No idea what the use of the n.out argument is, or why I wrote the code to depend on it. I think I will probably get rid of it.

References

Baneree, P. K. and Turner, T. R. A flexible model for the pricing of perishable assets. Omega, vol. 40, number 5, 2012, pages 533 -- 540, doi: 10.1016/j.omega.2011.10.001.

See Also

vsolve(), plot.funlist()

Examples

Run this code
S <- expression(exp(-kappa*x/(1+gamma*exp(-beta*t))))
attr(S,"parlist") <- c(kappa=10/1.5,gamma=9,beta=1)

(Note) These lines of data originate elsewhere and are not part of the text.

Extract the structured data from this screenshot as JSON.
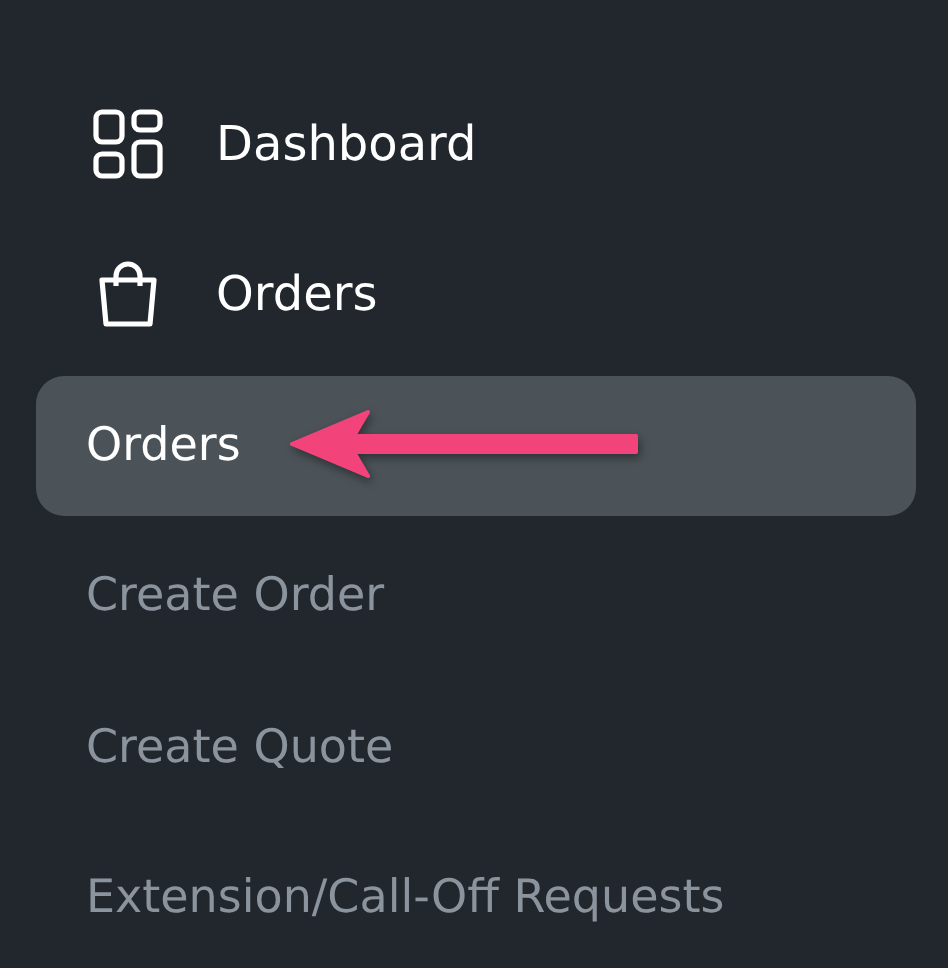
{
  "nav": [
    {
      "label": "Dashboard"
    },
    {
      "label": "Orders"
    }
  ],
  "subnav": [
    {
      "label": "Orders",
      "selected": true
    },
    {
      "label": "Create Order",
      "selected": false
    },
    {
      "label": "Create Quote",
      "selected": false
    },
    {
      "label": "Extension/Call-Off Requests",
      "selected": false
    }
  ]
}
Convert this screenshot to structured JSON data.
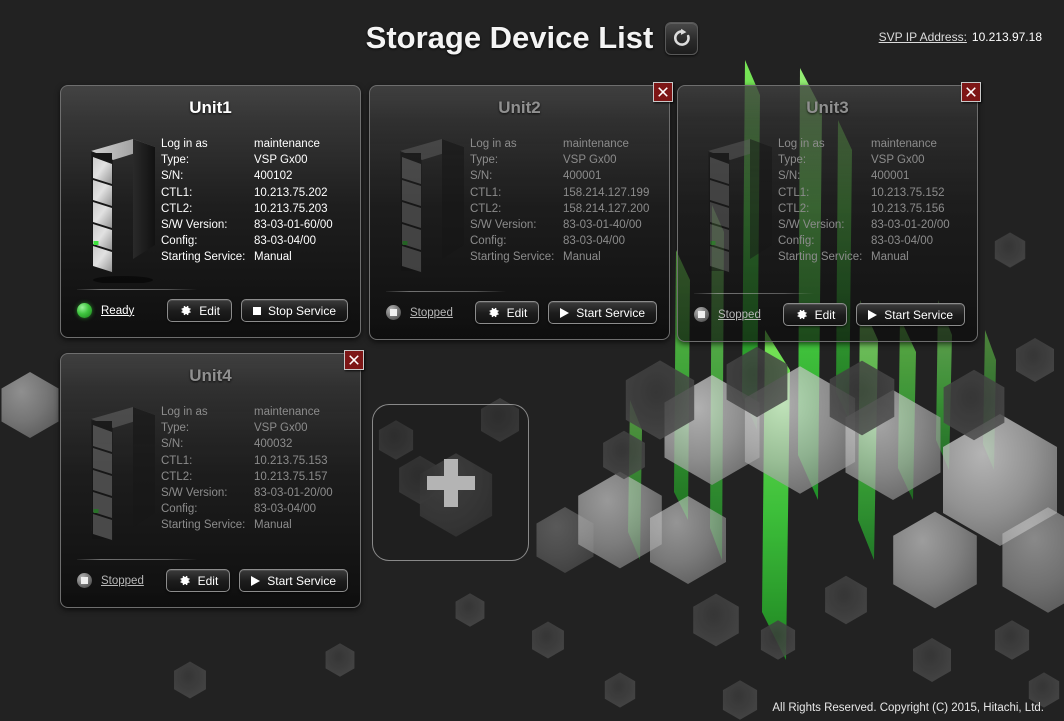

# Optimal pricing policy assuming customers arrive singly:
lambda1 <- function(tt){
	if(tt<0 | tt> 1) stop("Time out of range.
")
	84*(1-tt)
}
X1 <- xsolve.cont(type="sip",tmax=1,nstep=1000,qmax=5,lambda=lambda1,
                 S=S,alpha=0.5, gprob=1,verb=TRUE)
# Optimal pricing policy assuming customers arrive in groups of
# size up to 5, with group size probabilities 1/3, 4/15, 1/5, 2/15,
# and 1/15 respectively.
lambda2 <- function(tt){
	if(tt<0 | tt> 1) stop("Time out of range.
")
	84*(1-tt)
}
X2 <- xsolve.cont(type="sip",tmax=1,nstep=1000,qmax=5,lambda=lambda2,
                 S=S,alpha=0.5, gprob=(5:1)/15,verb=TRUE)

# Note that the intensity functions lambda1() and lambda2() are
# such that the expected total number of customers is 42 in each case.